Note: The beveled (or flat) edge of the LED is the cathode which goes to ground. If the LED is reversed it will not light.
Step 3: Soldering
Step 4: Overall Circuit Testing
Otherwise, analyze the circuit built on the solder board to ensure that current passes from the +V battery bus through a resistor, through the LED, and through the wire back to the -V bus back to the battery. If the soldering was a little rough there may be some cold solder joints or broken pads, which make breaks in the path for the current to travel. Ensure that the LEDs are facing the correct way with the beveled (or flat) edge going to the -V bus of the solder board.
Step 5: Battery Mounting
By attaching the 9V battery clip to the bottom with velcro, the 9V battery can be easily removed from the underside of the circuit board while still being stable enough to act as a base for the light source.
Step 6: The Final Product (and Miscellaneous Notes)

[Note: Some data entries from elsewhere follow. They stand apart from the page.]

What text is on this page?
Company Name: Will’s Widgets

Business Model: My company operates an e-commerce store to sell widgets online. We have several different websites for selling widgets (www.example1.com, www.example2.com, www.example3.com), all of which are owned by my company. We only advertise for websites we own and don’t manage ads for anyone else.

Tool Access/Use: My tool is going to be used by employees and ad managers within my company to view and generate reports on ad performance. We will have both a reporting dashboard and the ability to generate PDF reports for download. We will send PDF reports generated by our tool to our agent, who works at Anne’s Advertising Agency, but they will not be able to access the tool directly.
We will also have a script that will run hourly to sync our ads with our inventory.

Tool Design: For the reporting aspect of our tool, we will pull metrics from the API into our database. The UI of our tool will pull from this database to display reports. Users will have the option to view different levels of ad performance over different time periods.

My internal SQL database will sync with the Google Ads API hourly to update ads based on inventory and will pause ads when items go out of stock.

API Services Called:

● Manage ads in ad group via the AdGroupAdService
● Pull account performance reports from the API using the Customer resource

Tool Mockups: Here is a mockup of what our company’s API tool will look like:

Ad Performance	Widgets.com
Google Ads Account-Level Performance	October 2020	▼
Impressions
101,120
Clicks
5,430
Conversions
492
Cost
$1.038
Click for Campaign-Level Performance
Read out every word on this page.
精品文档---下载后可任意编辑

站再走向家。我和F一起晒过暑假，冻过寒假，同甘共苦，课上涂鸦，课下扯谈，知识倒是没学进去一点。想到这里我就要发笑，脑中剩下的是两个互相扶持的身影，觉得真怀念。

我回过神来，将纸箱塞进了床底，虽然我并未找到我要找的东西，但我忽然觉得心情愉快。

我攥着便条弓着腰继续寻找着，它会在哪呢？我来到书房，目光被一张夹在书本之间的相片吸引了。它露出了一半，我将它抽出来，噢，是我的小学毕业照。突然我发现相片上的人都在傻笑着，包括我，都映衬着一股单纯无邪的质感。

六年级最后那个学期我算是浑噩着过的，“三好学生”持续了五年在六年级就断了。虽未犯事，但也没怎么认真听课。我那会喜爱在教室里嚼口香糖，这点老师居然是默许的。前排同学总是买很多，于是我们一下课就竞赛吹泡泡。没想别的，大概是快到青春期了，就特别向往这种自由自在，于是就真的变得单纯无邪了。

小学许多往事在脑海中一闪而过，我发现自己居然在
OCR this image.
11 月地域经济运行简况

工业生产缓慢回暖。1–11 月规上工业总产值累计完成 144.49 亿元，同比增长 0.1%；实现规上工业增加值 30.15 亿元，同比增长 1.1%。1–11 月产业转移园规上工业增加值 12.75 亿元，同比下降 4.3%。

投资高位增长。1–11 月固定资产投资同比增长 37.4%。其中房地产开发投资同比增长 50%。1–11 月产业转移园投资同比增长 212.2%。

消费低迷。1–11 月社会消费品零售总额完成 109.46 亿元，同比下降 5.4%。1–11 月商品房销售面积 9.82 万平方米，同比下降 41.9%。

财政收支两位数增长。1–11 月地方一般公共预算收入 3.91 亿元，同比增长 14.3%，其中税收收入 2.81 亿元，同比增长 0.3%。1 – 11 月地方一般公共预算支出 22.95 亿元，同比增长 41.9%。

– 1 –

- If you do not buy a diffused LED it can be diffused by roughing up the surface of the LED down with sandpaper
- You can directly Velcro the battery to the bottom of the circuit board, bypassing the need for the clip. However, new Velcro will have to be applied with every new battery.
- If you bought a longer solder board than you need, feel free to cut off the excess. Either do this by laying out the circuit on the printed circuit board first, drawing where the cut point should be, and then cutting it off, or just be careful about your cuts when all the parts have been soldered on.
-If you would like to add more hours of operation, the 9V battery can be substituted for a AA battery clip (1.5V per battery, typically 4 AAs in series) - however this will only supply the circuit with +6v, which means the resistor needs to be lowered to 150 ohms instead of 220. The typical AA battery has a higher Amp-Hours rating than a 9V, which directly equates to a longer lasting light.
-If you would like to add more branches of LEDs on the overall circuit diagram, go ahead! Just make sure to mirror the existing architecture for the current path - +V Bus -> 220 ohm resistor -> LED -> Wire -> -V Bus. The only effect this will have on the overall circuit operation is that it will draw more current from the battery, lowering the overall hours of operation per battery.